Police charities receive over £2m in funding from bank fines
Two charities that support both former and serving police officers will be able to expand their work after having their Libor grant applications accepted.
Two charities that support both former and serving police officers will be able to expand their work after having their Libor grant applications accepted. The Police Treatment Centres (PTC), an organisation that helps officers recuperate following illness or injury at their sites in Harrogate and Auchterarder, received £1.5 million from the fund. And the Ely Centre, a charity that supports former officers and their families as well as members of the public who have experienced bereavement and injury as a result of the Troubles in Counties Fermanagh, Tyrone and Armagh, was awarded £962,582. In April last year, the PTC introduced a structured two-week psychological wellbeing programme (PWP) designed for officers who are struggling to cope with the increased demand in UK policing.

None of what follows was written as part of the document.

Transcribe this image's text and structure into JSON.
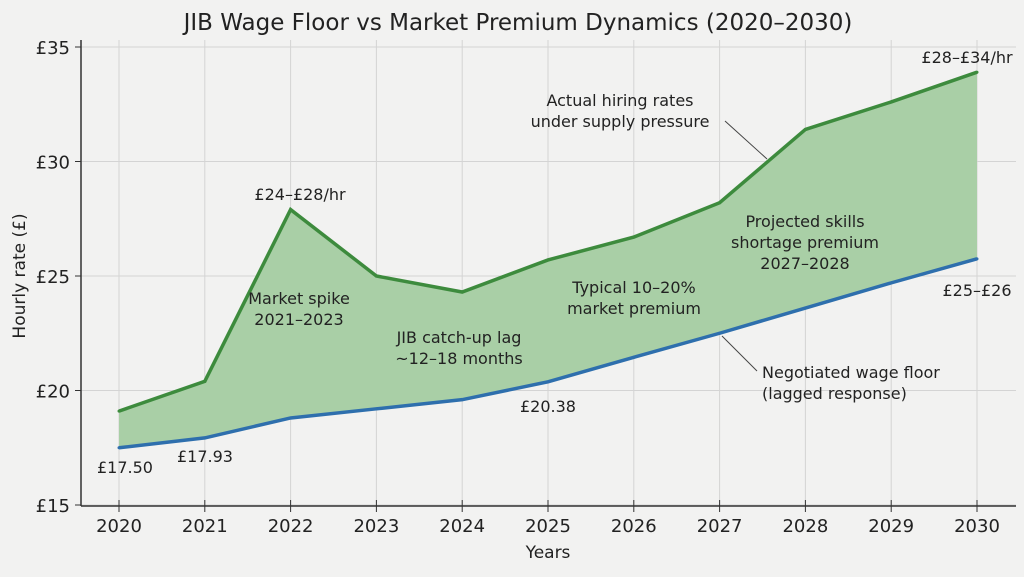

This programme consists of group sessions in stress management, workshops on relaxation, sleep and mindfulness, and individual counselling. Since its introduction, the number of officers applying for treatment has continued to grow, and the Libor grant will allow PTC to adapt to the demand. The PTC said following the grant, it will refine its plans, and ensure the money is used in the most effective manner possible. Patrick Cairns, CEO of the PTC said: This really is tremendous news and I am absolutely delighted with this grant from HM Treasury. The PTC is the only police charity to be awarded a grant under this scheme, and we have received the second highest amount of money awarded to any charity in this final tranche of funding. We believe this is not only an endorsement of the PTC and who we are and what we do; but it is also wider recognition that the PTC PWP makes a real difference to the work and lives of our police patients. We also hope that it is an acknowledgment by the Government of the very real impact that psychological injuries and illnesses have on the police family. The Ely Centre said the Libor grant will allow it to work with partner groups from within the policing family, as well as the community and voluntary sector to deliver two wellbeing projects. It will fund a health and wellbeing service, which will consist of talking therapies for former Royal Ulster Constabulary (RUC) officers who suffered psychological or physical injuries during the Troubles. And it will also go towards a social wellbeing and connectivity project, providing injured RUC officers and their families with respite and social support.